Palav Babaria, MD, was working her first shift in a rural Haitian hospital when she was informed of a man in the ICU with end-stage kidney failure. In-country for only 12 hours, Palav learned the hard way that there was no formal referral process to hospitals in Port-au-Prince, three hours away. There were no Haitian doctors available right then, and the local ambulance was on another call. “We finally got an ambulance from another town. I scribbled down some notes and sent him on his way,” recalls Babaria, a UC San Francisco Global Health-Hospital Medicine Fellow. “I have no idea whether he even made it.”
Several months later, Babaria had to refer an HIV-positive woman to another hospital. This time, her colleague Pierre Jacquelin Auguste, MD, a physician trained in Haiti, called up a friend at a hospital with many HIV specialists. He explained the case, made sure the patient had a bed, and arranged transport. “Everything happened at the snap of his fingers because he knew the local resources,” says Babaria. “In global health, there is just no substitute for local knowledge.”
Everything happened at the snap of his fingers because he knew what the local resources were. In global health, there is just no substitute for local knowledge.”
The experiential wisdom garnered from working in the developing world is critical for physicians like Babaria, who intends to devote her career to enhancing care in resource-poor areas. “In a setting where there are few formal processes in place, the ties between local professionals are lifesaving,” she says. “Partnering with in-country colleagues to develop systems out of their informal relationships is a great solution going forward.”

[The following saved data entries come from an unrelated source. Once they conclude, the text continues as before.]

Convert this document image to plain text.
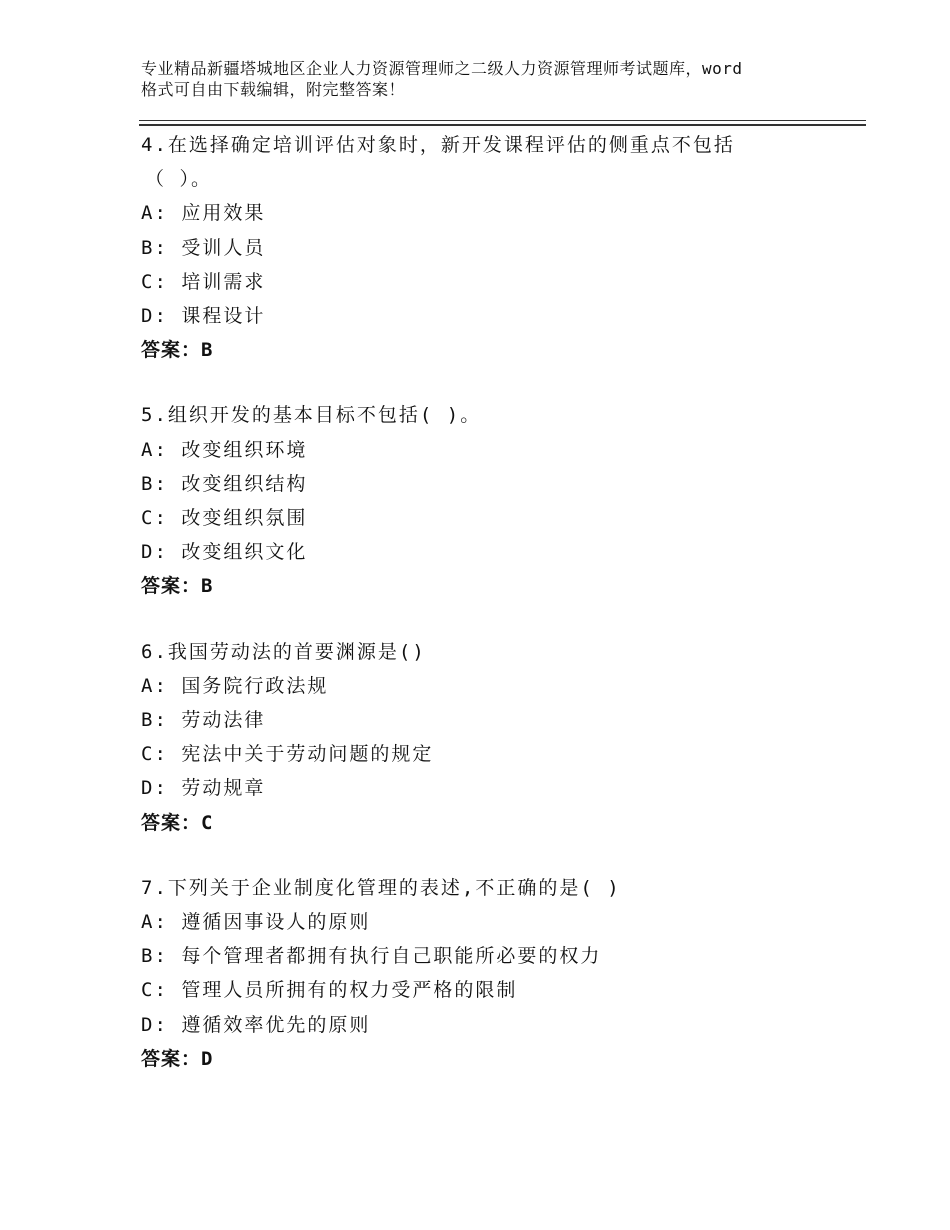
专业精品新疆塔城地区企业人力资源管理师之二级人力资源管理师考试题库，word
格式可自由下载编辑，附完整答案！
4.在选择确定培训评估对象时，新开发课程评估的侧重点不包括
（ ）。
A: 应用效果
B: 受训人员
C: 培训需求
D: 课程设计
答案：B
5.组织开发的基本目标不包括( )。
A: 改变组织环境
B: 改变组织结构
C: 改变组织氛围
D: 改变组织文化
答案：B
6.我国劳动法的首要渊源是()
A: 国务院行政法规
B: 劳动法律
C: 宪法中关于劳动问题的规定
D: 劳动规章
答案：C
7.下列关于企业制度化管理的表述,不正确的是( )
A: 遵循因事设人的原则
B: 每个管理者都拥有执行自己职能所必要的权力
C: 管理人员所拥有的权力受严格的限制
D: 遵循效率优先的原则
答案：D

Leaving systems in place, as well as educating local providers to carry them out, represents both the goal of the Global Health-Hospital Medicine Fellowship (GHHMF) – the first fellowship of its kind in the world –
and a paradigm shift in global health. “Over the years, global health and tropical disease eradication movements have had some great successes, including the smallpox vaccination program and the headway we’ve made with HIV,” says Sriram Shamasunder, MD, who co-founded the GHHMF with Phuoc Le, MD, MPH. “But they left little infrastructure.”

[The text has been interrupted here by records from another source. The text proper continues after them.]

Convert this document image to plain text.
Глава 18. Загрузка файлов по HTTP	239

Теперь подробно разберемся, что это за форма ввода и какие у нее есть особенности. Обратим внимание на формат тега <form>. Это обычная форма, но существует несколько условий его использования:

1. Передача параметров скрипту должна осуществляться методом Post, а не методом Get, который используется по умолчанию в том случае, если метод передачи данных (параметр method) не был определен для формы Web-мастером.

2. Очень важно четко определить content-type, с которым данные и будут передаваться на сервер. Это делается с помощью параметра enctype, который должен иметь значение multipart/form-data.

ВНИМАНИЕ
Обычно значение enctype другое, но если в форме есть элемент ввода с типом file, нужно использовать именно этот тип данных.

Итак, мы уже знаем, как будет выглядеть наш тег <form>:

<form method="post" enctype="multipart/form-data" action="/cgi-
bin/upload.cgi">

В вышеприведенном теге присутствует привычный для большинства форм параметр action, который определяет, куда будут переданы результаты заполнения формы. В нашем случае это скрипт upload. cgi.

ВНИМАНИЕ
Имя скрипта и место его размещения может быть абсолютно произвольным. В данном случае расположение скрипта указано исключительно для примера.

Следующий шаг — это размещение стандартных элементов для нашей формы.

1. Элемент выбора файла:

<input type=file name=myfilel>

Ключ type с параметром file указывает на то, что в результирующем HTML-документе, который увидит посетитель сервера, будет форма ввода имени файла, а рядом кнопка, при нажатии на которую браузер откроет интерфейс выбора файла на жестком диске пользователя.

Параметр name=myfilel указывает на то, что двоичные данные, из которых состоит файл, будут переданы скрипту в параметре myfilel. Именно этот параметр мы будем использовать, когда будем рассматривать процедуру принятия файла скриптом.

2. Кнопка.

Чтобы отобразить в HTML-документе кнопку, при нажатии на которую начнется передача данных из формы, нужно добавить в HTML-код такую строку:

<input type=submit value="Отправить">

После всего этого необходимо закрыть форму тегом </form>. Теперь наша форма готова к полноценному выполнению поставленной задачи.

GHHMF fellows, by contrast, work in public hospitals and are actively engaged with the ministries of health and nongovernmental organizations in their host countries of Haiti, Liberia, and India. “Our fellows work with the public sector on long-term quality improvement projects driven by local people and organizations,” says Shamasunder.

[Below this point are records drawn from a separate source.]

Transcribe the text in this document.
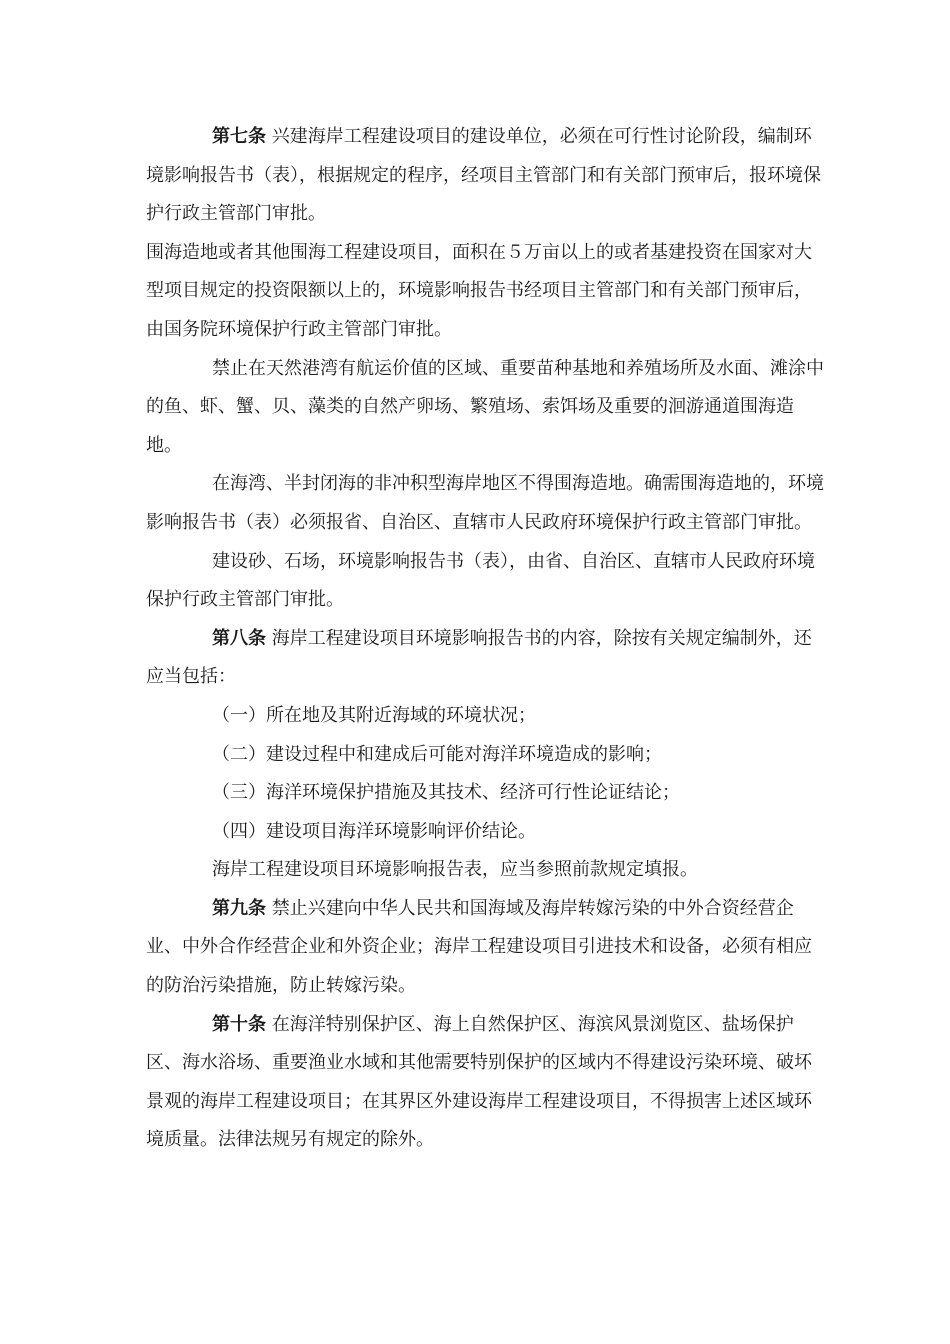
第七条 兴建海岸工程建设项目的建设单位，必须在可行性讨论阶段，编制环境影响报告书（表），根据规定的程序，经项目主管部门和有关部门预审后，报环境保护行政主管部门审批。

围海造地或者其他围海工程建设项目，面积在５万亩以上的或者基建投资在国家对大型项目规定的投资限额以上的，环境影响报告书经项目主管部门和有关部门预审后，由国务院环境保护行政主管部门审批。

禁止在天然港湾有航运价值的区域、重要苗种基地和养殖场所及水面、滩涂中的鱼、虾、蟹、贝、藻类的自然产卵场、繁殖场、索饵场及重要的洄游通道围海造地。

在海湾、半封闭海的非冲积型海岸地区不得围海造地。确需围海造地的，环境影响报告书（表）必须报省、自治区、直辖市人民政府环境保护行政主管部门审批。

建设砂、石场，环境影响报告书（表），由省、自治区、直辖市人民政府环境保护行政主管部门审批。

第八条 海岸工程建设项目环境影响报告书的内容，除按有关规定编制外，还应当包括：

（一）所在地及其附近海域的环境状况；

（二）建设过程中和建成后可能对海洋环境造成的影响；

（三）海洋环境保护措施及其技术、经济可行性论证结论；

（四）建设项目海洋环境影响评价结论。

海岸工程建设项目环境影响报告表，应当参照前款规定填报。

第九条 禁止兴建向中华人民共和国海域及海岸转嫁污染的中外合资经营企业、中外合作经营企业和外资企业；海岸工程建设项目引进技术和设备，必须有相应的防治污染措施，防止转嫁污染。

第十条 在海洋特别保护区、海上自然保护区、海滨风景浏览区、盐场保护区、海水浴场、重要渔业水域和其他需要特别保护的区域内不得建设污染环境、破坏景观的海岸工程建设项目；在其界区外建设海岸工程建设项目，不得损害上述区域环境质量。法律法规另有规定的除外。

The fellowship also seeks to train the next generation of global health leaders. As the burden of chronic disease continues to rise worldwide, those leaders must bring hospital-based tools to the field to manage the complexity of care. Babaria estimates that nearly half her patients suffer from chronic diseases, with heart failure being the most common diagnosis. “Ideally we would like to see our patients with heart failure, hypertension, or diabetes once a month to track their progress,” she says. But asking patients to make frequent treks to the hospital poses too big a burden. Typically, a patient would have to walk for hours to reach a main road, then spend a month’s salary to hire a motorcycle for the last leg of the trip. Only the sickest made the journey. “I knew if my patient was a mother that there were children home, unattended,” says Babaria. “And if my patient was a father, no one was earning a wage that day.”
By the year’s end, Babaria and her in-country colleagues had developed a chronic hypertension clinic – run by Auguste – to address the enormous toll of chronic disease.
Shamasunder hopes the fellowship will be a new prototype for global health. “We want to create a longitudinal model, where we mentor the local population, learn from them, and create reliable and predictable protocols that improve the lives of the poorest,” he says.